There were also the usual mish-mash, with some people boasting about how selfish they are and others showing that "all scientists look alike".


fhhaynie says he'll happily trade the future of the human race for burning fossil fuels now:
March 13, 2014 at 4:07 pm
When it comes to deciding between protecting our grandchildren from a possible degree rise in global temperature some time in the distant future and meeting our present day energy needs, most of us favor the latter. Smart politicians recognize that and will vote accordingly. “Game over”.


clark can't tell a Mann from a Hansen and says:
March 13, 2014 at 4:04 pm
So if I understand this correctly, Mann said it was game over if this oil came out of the ground and his opposition was to keep that from happening. But, it has become clear over the past few years that the oil will be put on the market no matter what. I think that is Obama’s way out of this. He says, “If not building the pipeline would keep the oil in the ground, I would oppose it, but since there is nothing we can do to stop it, I believe it should be delivered Americans in as safe and economically as possible”.


albertalad argues over terminology "tar sands" vs "oil sands" vs "bituminous sands" and says:
March 13, 2014 at 4:29 pm
tally says:
Man – there is no such thing as tar sands. Tar is a man made product. We do NOT mine tar. Never have.

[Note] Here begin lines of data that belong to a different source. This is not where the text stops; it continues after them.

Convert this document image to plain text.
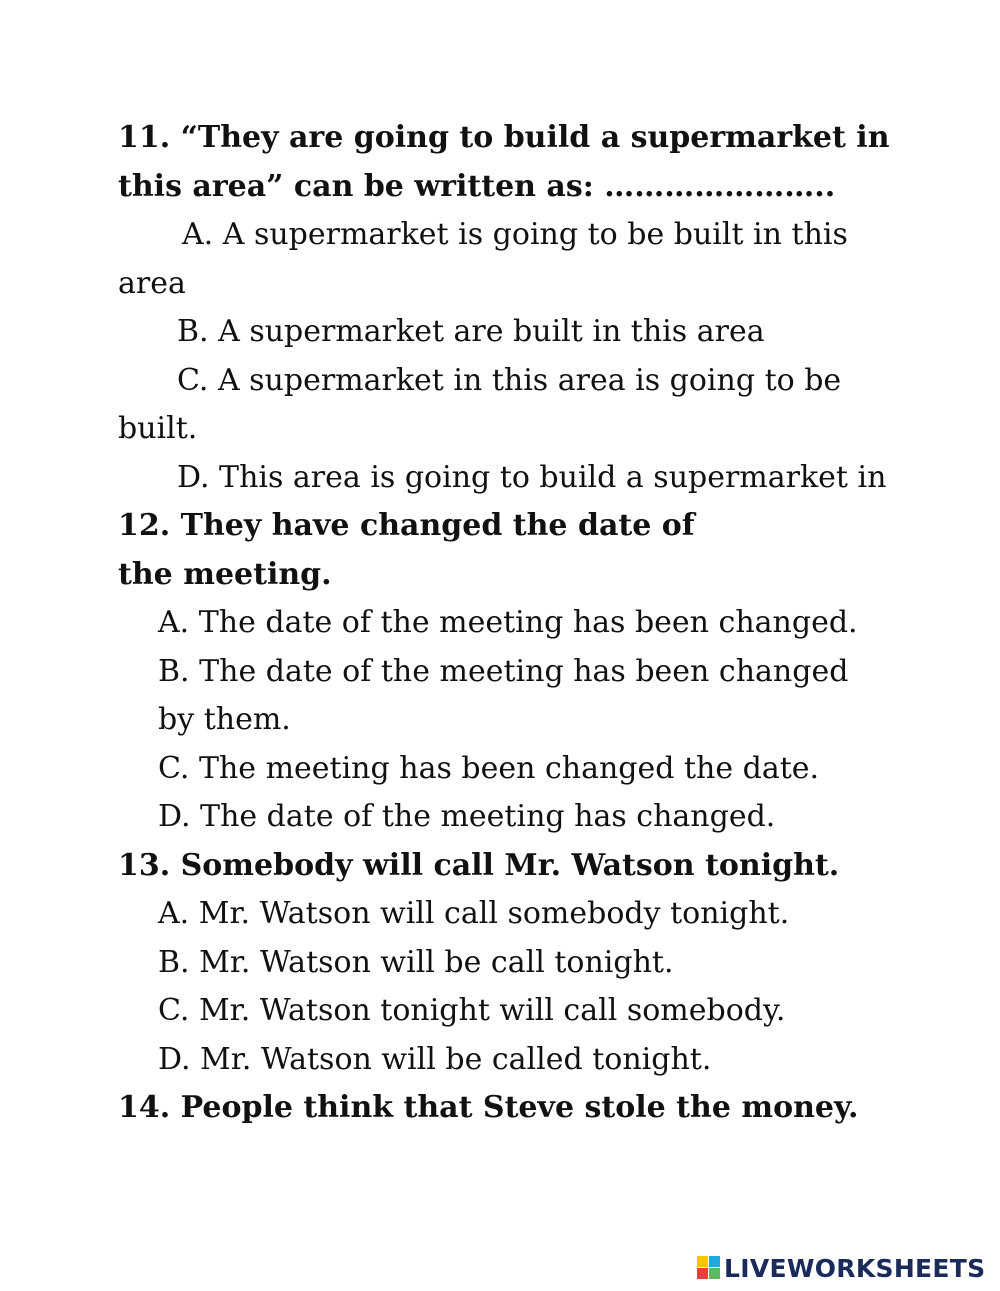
11. “They are going to build a supermarket in this area” can be written as: …………………..

A. A supermarket is going to be built in this area

B. A supermarket are built in this area

C. A supermarket in this area is going to be built.

D. This area is going to build a supermarket in

12. They have changed the date of the meeting.

A. The date of the meeting has been changed.

B. The date of the meeting has been changed by them.

C. The meeting has been changed the date.

D. The date of the meeting has changed.

13. Somebody will call Mr. Watson tonight.

A. Mr. Watson will call somebody tonight.

B. Mr. Watson will be call tonight.

C. Mr. Watson tonight will call somebody.

D. Mr. Watson will be called tonight.

14. People think that Steve stole the money.

LIVEWORKSHEETS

Pat Frank tries to be "sciency", talking about "kinetic energy" and "sensible heat" and says:
March 13, 2014 at 5:24 pm
Hansen: “We’re screwing our children and our grandchildren [if we] use those unconventional fossil fuels. The science is crystal clear on that…
This is the crux of his thinking, but the science is no better than murky on that. Consensus greenhouse thinking is that all the extra kinetic energy produced by industrial CO2 ends up as sensible heat in the atmosphere and the oceans, as though the climate had no other channels of response. It is an utterly half-cocked idea.


Greg White goes through various mental contortions (distortions?) and says:
March 13, 2014 at 5:50 pm
Honest question; if Hansen is advocating nuclear energy as a solution to “global warming” this tells me that he is not a “no growth, lower energy, regressive” environmentalist. Is there a chance he fully understands the non-science of CAGW, but is using it as a tool to promote nuclear to the die-hard 60/70′s generation environmentalists? I feel that is what “Pandora’s Promise” is doing.


And a couple of comments after Greg has pointed out that Dr Hansen is favouring nuclear energy, David L. Hagen says:
March 13, 2014 at 6:01 pm
Hansen makes a perceptive comment: . We’re probably close to peak-oil for conventional oil. . . .we have to leave that extremely large amount of carbon in the ground.”
And yet no solution to provide replacement fuel in time. Consequently he appears seeking to shut down our economy.


In among the utter nutters there is one person whose brain still functions.  Fred Blackstone says:
March 13, 2014 at 6:13 pm
Only the WUWT lemmings could interpret Hansen’s position as pro pipeline

4 comments:

  1. "Is there a chance he fully understands the non-science of CAGW, but is using it as a tool to promote nuclear to the die-hard 60/70′s generation environmentalists?"

    I laughed out loud reading Greg White's comment. It's more like James Hansen is the godfather of global warming.

    ReplyDelete
  2. Ahhh, shouldn't that title read "...and Anthony Watts tells YET ANOTHER big fat lie!"

    ;- }

    ReplyDelete
  3. Actually, you are citing what James Hansen said to explain what he said. Why not just cite to what he actually said in the first place?

    http://www.columbia.edu/~jeh1/mailings/2011/20110603_SilenceIsDeadly.pdf

    ReplyDelete
    Replies
    1. Thanks for the link, Anonymous. You missed the point of my article though. It was in part about how Anthony Watts misrepresented what James Hansen said at that particular hearing.

      You are correct in that James Hansen essentially repeated what he has said before, unlike what Anthony wrote.